Another story that broke recently implied that Microsoft had shot itself in the foot with its DRM. The truth here is that Microsoft's DRM is expensive in CPU power and will probably prove annoying to Vista users. This looks like an overblown story to me. Most PC buyers have no conception of the ins and outs of CPU power and many seemed quite happy to have AV software cripple their performance (when it kicked in) so I don't think a few CPU cycles here and there are going to mean much. One thing that Vista does (for premium content) is diminish the quality of playback when DRM-protected content is being played. This will annoy some people, I expect, but I suspect that many people will simply not notice.

Vista has, naturally, stolen everything it possibly can from Apple's OS X and added one or two features of its own in a desperate attempt not to look outmoded. That's not too surprising really. Putting a Windows XP interface next to a OS X Tiger interface was like putting Chevy pick up next to a Jaguar XK8. Microsoft had to do something to look relevant and it has. And, surprisingly, given that Microsoft is so dramatically poor at interface design (so bad that Apple has never been forced to compete), Microsoft has introduced one genuinely good (and I believe original) feature in Vista's voice interface. The voice interface is itself very good, but try this as an idea...

When using Vista voice recognition and you can tell Vista to “show numbers,” and the window will show (and number) every clickable interface element in the current window.
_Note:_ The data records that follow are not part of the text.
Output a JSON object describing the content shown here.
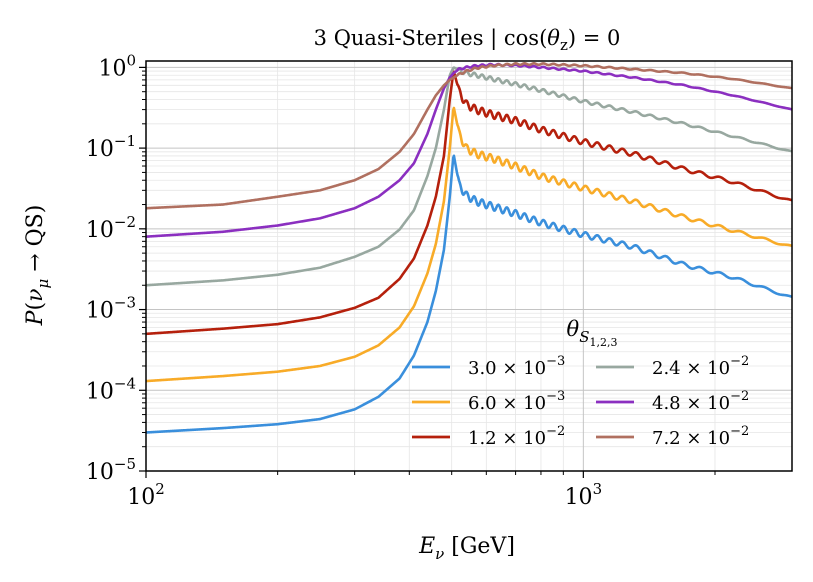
{
  "chart_data": {
    "type": "line",
    "title": "3 Quasi-Steriles | cos(θz) = 0",
    "xlabel": "Eν [GeV]",
    "ylabel": "P(νμ → QS)",
    "xscale": "log",
    "yscale": "log",
    "xlim": [
      100,
      3000
    ],
    "ylim": [
      1e-05,
      1.2
    ],
    "grid": true,
    "x_ticks": [
      {
        "value": 100,
        "base": "10",
        "exp": "2"
      },
      {
        "value": 1000,
        "base": "10",
        "exp": "3"
      }
    ],
    "y_ticks": [
      {
        "value": 1e-05,
        "base": "10",
        "exp": "−5"
      },
      {
        "value": 0.0001,
        "base": "10",
        "exp": "−4"
      },
      {
        "value": 0.001,
        "base": "10",
        "exp": "−3"
      },
      {
        "value": 0.01,
        "base": "10",
        "exp": "−2"
      },
      {
        "value": 0.1,
        "base": "10",
        "exp": "−1"
      },
      {
        "value": 1,
        "base": "10",
        "exp": "0"
      }
    ],
    "legend": {
      "title": "θS1,2,3",
      "title_main": "θ",
      "title_sub": "S",
      "title_subsub": "1,2,3",
      "placement": "lower-right",
      "columns": 2
    },
    "series": [
      {
        "name": "3.0 × 10−3",
        "mant": "3.0 × 10",
        "exp": "−3",
        "color": "#3a8fdc",
        "x": [
          100,
          150,
          200,
          250,
          300,
          340,
          380,
          410,
          440,
          460,
          480,
          495,
          505,
          520,
          540,
          570,
          620,
          700,
          800,
          1000,
          1300,
          1700,
          2200,
          3000
        ],
        "y": [
          3e-05,
          3.4e-05,
          3.8e-05,
          4.4e-05,
          5.8e-05,
          8.3e-05,
          0.00014,
          0.00027,
          0.0007,
          0.0017,
          0.0055,
          0.025,
          0.085,
          0.035,
          0.026,
          0.022,
          0.019,
          0.0155,
          0.012,
          0.0085,
          0.006,
          0.0036,
          0.0025,
          0.0014
        ]
      },
      {
        "name": "6.0 × 10−3",
        "mant": "6.0 × 10",
        "exp": "−3",
        "color": "#f8ab28",
        "x": [
          100,
          150,
          200,
          250,
          300,
          340,
          380,
          410,
          440,
          460,
          480,
          495,
          505,
          520,
          540,
          570,
          620,
          700,
          800,
          1000,
          1300,
          1700,
          2200,
          3000
        ],
        "y": [
          0.00013,
          0.00015,
          0.00017,
          0.0002,
          0.00026,
          0.00036,
          0.0006,
          0.0011,
          0.0028,
          0.0065,
          0.022,
          0.1,
          0.33,
          0.15,
          0.1,
          0.085,
          0.075,
          0.06,
          0.045,
          0.032,
          0.022,
          0.014,
          0.0095,
          0.006
        ]
      },
      {
        "name": "1.2 × 10−2",
        "mant": "1.2 × 10",
        "exp": "−2",
        "color": "#b5200c",
        "x": [
          100,
          150,
          200,
          250,
          300,
          340,
          380,
          410,
          440,
          460,
          480,
          495,
          505,
          520,
          540,
          570,
          620,
          700,
          800,
          1000,
          1300,
          1700,
          2200,
          3000
        ],
        "y": [
          0.0005,
          0.00058,
          0.00066,
          0.0008,
          0.00105,
          0.0014,
          0.0024,
          0.0043,
          0.011,
          0.025,
          0.08,
          0.4,
          0.92,
          0.5,
          0.35,
          0.3,
          0.26,
          0.22,
          0.17,
          0.12,
          0.085,
          0.055,
          0.038,
          0.022
        ]
      },
      {
        "name": "2.4 × 10−2",
        "mant": "2.4 × 10",
        "exp": "−2",
        "color": "#98a8a0",
        "x": [
          100,
          150,
          200,
          250,
          300,
          340,
          380,
          410,
          440,
          460,
          480,
          495,
          505,
          520,
          540,
          570,
          620,
          700,
          800,
          1000,
          1300,
          1700,
          2200,
          3000
        ],
        "y": [
          0.002,
          0.0023,
          0.0027,
          0.0033,
          0.0045,
          0.006,
          0.0098,
          0.017,
          0.045,
          0.1,
          0.3,
          0.8,
          1.0,
          0.92,
          0.85,
          0.8,
          0.72,
          0.62,
          0.52,
          0.38,
          0.28,
          0.2,
          0.14,
          0.09
        ]
      },
      {
        "name": "4.8 × 10−2",
        "mant": "4.8 × 10",
        "exp": "−2",
        "color": "#8b2fc0",
        "x": [
          100,
          150,
          200,
          250,
          300,
          340,
          380,
          410,
          440,
          460,
          480,
          495,
          505,
          520,
          540,
          570,
          620,
          700,
          800,
          1000,
          1300,
          1700,
          2200,
          3000
        ],
        "y": [
          0.008,
          0.0092,
          0.011,
          0.0135,
          0.018,
          0.025,
          0.04,
          0.065,
          0.15,
          0.3,
          0.55,
          0.75,
          0.85,
          0.95,
          1.0,
          1.05,
          1.08,
          1.06,
          1.0,
          0.9,
          0.75,
          0.6,
          0.45,
          0.3
        ]
      },
      {
        "name": "7.2 × 10−2",
        "mant": "7.2 × 10",
        "exp": "−2",
        "color": "#b07060",
        "x": [
          100,
          150,
          200,
          250,
          300,
          340,
          380,
          410,
          440,
          460,
          480,
          495,
          505,
          520,
          540,
          570,
          620,
          700,
          800,
          1000,
          1300,
          1700,
          2200,
          3000
        ],
        "y": [
          0.018,
          0.02,
          0.025,
          0.03,
          0.04,
          0.055,
          0.09,
          0.15,
          0.3,
          0.45,
          0.6,
          0.7,
          0.75,
          0.82,
          0.9,
          0.98,
          1.05,
          1.1,
          1.1,
          1.05,
          0.95,
          0.85,
          0.72,
          0.55
        ]
      }
    ]
  }
}
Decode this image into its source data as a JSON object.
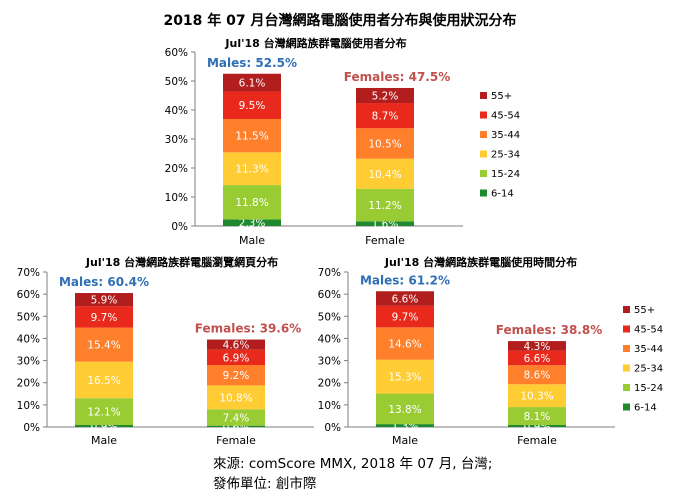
{
  "title": "2018 年 07 月台灣網路電腦使用者分布與使用狀況分布",
  "source_line1": "來源: comScore MMX, 2018 年 07 月, 台灣;",
  "source_line2": "發佈單位:  創市際",
  "colors": {
    "6-14": "#1f8a2d",
    "15-24": "#99cc33",
    "25-34": "#ffcc33",
    "35-44": "#ff7f2a",
    "45-54": "#e8291c",
    "55+": "#b21e1e",
    "males_label": "#2f6fb5",
    "females_label": "#c0504d"
  },
  "chart_data": [
    {
      "id": "users",
      "type": "bar",
      "stacked": true,
      "title": "Jul'18 台灣網路族群電腦使用者分布",
      "categories": [
        "Male",
        "Female"
      ],
      "totals": [
        "Males: 52.5%",
        "Females: 47.5%"
      ],
      "ylim": [
        0,
        60
      ],
      "yticks": [
        0,
        10,
        20,
        30,
        40,
        50,
        60
      ],
      "ytick_labels": [
        "0%",
        "10%",
        "20%",
        "30%",
        "40%",
        "50%",
        "60%"
      ],
      "legend": [
        "55+",
        "45-54",
        "35-44",
        "25-34",
        "15-24",
        "6-14"
      ],
      "series": [
        {
          "name": "6-14",
          "values": [
            2.3,
            1.6
          ],
          "labels": [
            "2.3%",
            "1.6%"
          ]
        },
        {
          "name": "15-24",
          "values": [
            11.8,
            11.2
          ],
          "labels": [
            "11.8%",
            "11.2%"
          ]
        },
        {
          "name": "25-34",
          "values": [
            11.3,
            10.4
          ],
          "labels": [
            "11.3%",
            "10.4%"
          ]
        },
        {
          "name": "35-44",
          "values": [
            11.5,
            10.5
          ],
          "labels": [
            "11.5%",
            "10.5%"
          ]
        },
        {
          "name": "45-54",
          "values": [
            9.5,
            8.7
          ],
          "labels": [
            "9.5%",
            "8.7%"
          ]
        },
        {
          "name": "55+",
          "values": [
            6.1,
            5.2
          ],
          "labels": [
            "6.1%",
            "5.2%"
          ]
        }
      ]
    },
    {
      "id": "pageviews",
      "type": "bar",
      "stacked": true,
      "title": "Jul'18 台灣網路族群電腦瀏覽網頁分布",
      "categories": [
        "Male",
        "Female"
      ],
      "totals": [
        "Males: 60.4%",
        "Females: 39.6%"
      ],
      "ylim": [
        0,
        70
      ],
      "yticks": [
        0,
        10,
        20,
        30,
        40,
        50,
        60,
        70
      ],
      "ytick_labels": [
        "0%",
        "10%",
        "20%",
        "30%",
        "40%",
        "50%",
        "60%",
        "70%"
      ],
      "legend": [],
      "series": [
        {
          "name": "6-14",
          "values": [
            0.9,
            0.6
          ],
          "labels": [
            "0.9%",
            "0.6%"
          ]
        },
        {
          "name": "15-24",
          "values": [
            12.1,
            7.4
          ],
          "labels": [
            "12.1%",
            "7.4%"
          ]
        },
        {
          "name": "25-34",
          "values": [
            16.5,
            10.8
          ],
          "labels": [
            "16.5%",
            "10.8%"
          ]
        },
        {
          "name": "35-44",
          "values": [
            15.4,
            9.2
          ],
          "labels": [
            "15.4%",
            "9.2%"
          ]
        },
        {
          "name": "45-54",
          "values": [
            9.7,
            6.9
          ],
          "labels": [
            "9.7%",
            "6.9%"
          ]
        },
        {
          "name": "55+",
          "values": [
            5.9,
            4.6
          ],
          "labels": [
            "5.9%",
            "4.6%"
          ]
        }
      ]
    },
    {
      "id": "minutes",
      "type": "bar",
      "stacked": true,
      "title": "Jul'18 台灣網路族群電腦使用時間分布",
      "categories": [
        "Male",
        "Female"
      ],
      "totals": [
        "Males: 61.2%",
        "Females: 38.8%"
      ],
      "ylim": [
        0,
        70
      ],
      "yticks": [
        0,
        10,
        20,
        30,
        40,
        50,
        60,
        70
      ],
      "ytick_labels": [
        "0%",
        "10%",
        "20%",
        "30%",
        "40%",
        "50%",
        "60%",
        "70%"
      ],
      "legend": [
        "55+",
        "45-54",
        "35-44",
        "25-34",
        "15-24",
        "6-14"
      ],
      "series": [
        {
          "name": "6-14",
          "values": [
            1.3,
            0.9
          ],
          "labels": [
            "1.3%",
            "0.9%"
          ]
        },
        {
          "name": "15-24",
          "values": [
            13.8,
            8.1
          ],
          "labels": [
            "13.8%",
            "8.1%"
          ]
        },
        {
          "name": "25-34",
          "values": [
            15.3,
            10.3
          ],
          "labels": [
            "15.3%",
            "10.3%"
          ]
        },
        {
          "name": "35-44",
          "values": [
            14.6,
            8.6
          ],
          "labels": [
            "14.6%",
            "8.6%"
          ]
        },
        {
          "name": "45-54",
          "values": [
            9.7,
            6.6
          ],
          "labels": [
            "9.7%",
            "6.6%"
          ]
        },
        {
          "name": "55+",
          "values": [
            6.6,
            4.3
          ],
          "labels": [
            "6.6%",
            "4.3%"
          ]
        }
      ]
    }
  ]
}
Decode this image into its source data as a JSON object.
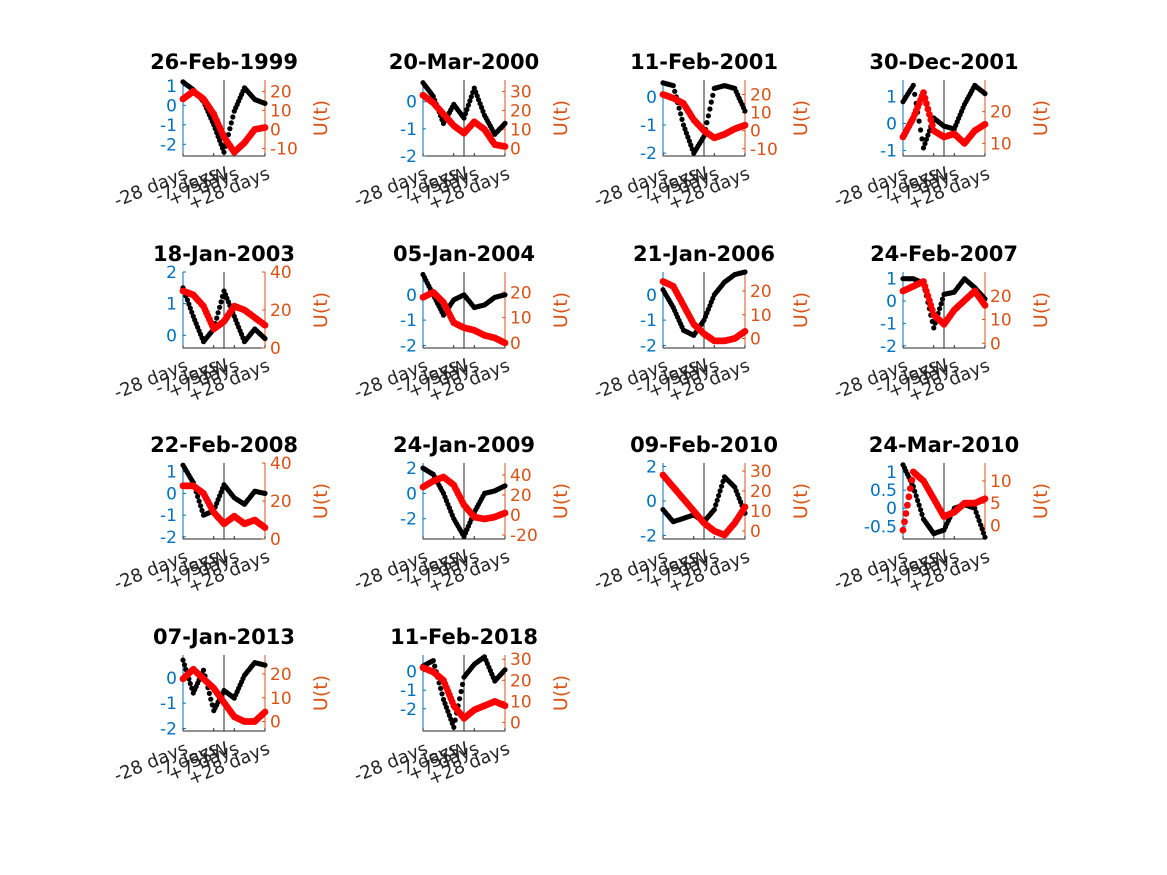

Then you just speak the number and it ‘clicks’ that element.

Microsoft has also embedded a whole raft of media capabilities in Vista which will serve media software developers well. Truth be told, the media capabilities of Vista are better than those of OS X, but it doesn't matter much. Nothing is going to stop the onward march of OS X.

The question is whether Microsoft has done enough to keep Windows relevant, I believe the answer is “yes”. Will Vista uptake be dramatic? In the corporations they will delay it as long as they can. PC roll-outs cost a fortune and there's nothing in Vista that the corporations have a dramatic need for except security and Vista was so late that most corporations fixed the problems some other way. On the other hand 20% to 30% of home users will buy a new PC this year (they always do) and the majority of them will not be switching to Apple (or Linux).